1. ## Does the speed of your car affect how well a LJ works ?

Does speed change performance ???

2. I think it does, the faster your car is going the harder it is for a Lidar gun to get a locked speed reading.

(Correct me if I'm wrong)

3. That is my understanding as well. Is it because it is harder to "keep up" when targeting?

4. Originally Posted by Silverstreak98
I think it does, the faster your car is going the harder it is for a Lidar gun to get a locked speed reading.

(Correct me if I'm wrong)

That's very good to know and it kind of answers my question, but what I really wanted to know is if MY laser jammer works better at low speeds or high speeds or if it's the same.

Thanks
Jack

5. Faster vehicle speed = lower punchthroughs.

As for the reason? It might just be the simple fact that the vehicle travels further before the gun can finally get enough samples for a speed reading.

6. One of the operators manuals quotes 0.3 second @ 60 MPH.
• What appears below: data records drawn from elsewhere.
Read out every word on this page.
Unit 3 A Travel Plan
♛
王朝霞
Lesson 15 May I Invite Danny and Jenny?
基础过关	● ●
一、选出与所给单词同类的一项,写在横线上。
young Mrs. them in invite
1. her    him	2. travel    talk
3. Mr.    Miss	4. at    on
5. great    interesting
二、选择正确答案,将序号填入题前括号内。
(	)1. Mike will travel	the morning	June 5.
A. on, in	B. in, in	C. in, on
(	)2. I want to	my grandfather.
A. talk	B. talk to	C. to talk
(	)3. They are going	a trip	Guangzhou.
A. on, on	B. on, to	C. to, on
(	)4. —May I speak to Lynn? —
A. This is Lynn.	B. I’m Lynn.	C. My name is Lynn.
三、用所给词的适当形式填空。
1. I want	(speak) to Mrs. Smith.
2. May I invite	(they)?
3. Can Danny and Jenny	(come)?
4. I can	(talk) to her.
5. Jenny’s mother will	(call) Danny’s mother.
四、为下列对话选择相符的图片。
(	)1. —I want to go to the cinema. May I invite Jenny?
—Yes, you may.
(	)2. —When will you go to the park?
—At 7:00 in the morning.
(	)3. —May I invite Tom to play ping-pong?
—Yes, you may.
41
Since the refraction of the LIDAR is determined by vehicle speed and direction, I'd go with the Professor.

Since some manufacturer took a sample speed at some acquisition time, I'd say faster reading towards the operator, and slower away from it.

Then factor in vehicle speed.

Originally Posted by jimbonzzz
Faster vehicle speed = lower punchthroughs.

As for the reason? It might just be the simple fact that the vehicle travels further before the gun can finally get enough samples for a speed reading.

7. If faster makes it harder to get PT on a jammer why do all the test conducted use speeds like 20-30mph..Why not do some high speed tests say at 50-60mph.

8. Originally Posted by mhardy2288
If faster makes it harder to get PT on a jammer why do all the test conducted use speeds like 20-30mph..Why not do some high speed tests say at 50-60mph.

For most of us it is difficult to find a 2000 FT piece of road where we can go that fast. I'm limited to about 35-40MPH in my testing spot. If we went 80 down that road the police would be there in no time.....

There is less targeting time the faster you go. Yes, it is easier to find a "hard point" on a car or truck when you can target it and pan for twenty seconds at 30 MPH.

The professor is correct

9. Originally Posted by jimbonzzz
Faster vehicle speed = lower punchthroughs.

As for the reason? It might just be the simple fact that the vehicle travels further before the gun can finally get enough samples for a speed reading.
Originally Posted by mhardy2288
If faster makes it harder to get PT on a jammer why do all the test conducted use speeds like 20-30mph..Why not do some high speed tests say at 50-60mph.
This is why we at The CFL Testing Groups' sessions run at 20 - 30 MPH as this is a true test as to the capabilities, or lack thereof, of a particular Countermeasures.

Cliff - C55

10. Most of the time, "real world" results will pan out better than "worst case scenario" results. As Mthman said, there is more time to find a weak spot, especially guns with a good "feedback" tone.

A couple examples I can think of would be eric's ZR3s. On paper, the ZR3 may not seem like a good performer, but you can see from his various vids, the ZR3's do their jobs. The same goes for my single head LPP. I remember people said it wouldn't do much up front, but it had 3 (what I would consider) saves. It's also the same for the brute force Lidatek. On paper, it seemed like an alright jammer, but the real world track record said otherwise. Even though they're not active jammers, passive countermeasures also seem to perform better real world.

The reason worst case scenarios are done is because you never know when a LEO might get smart/lucky, and get a PT. If you can JTG in WCS testing, you can rest assured you'll be up for any real world encounter.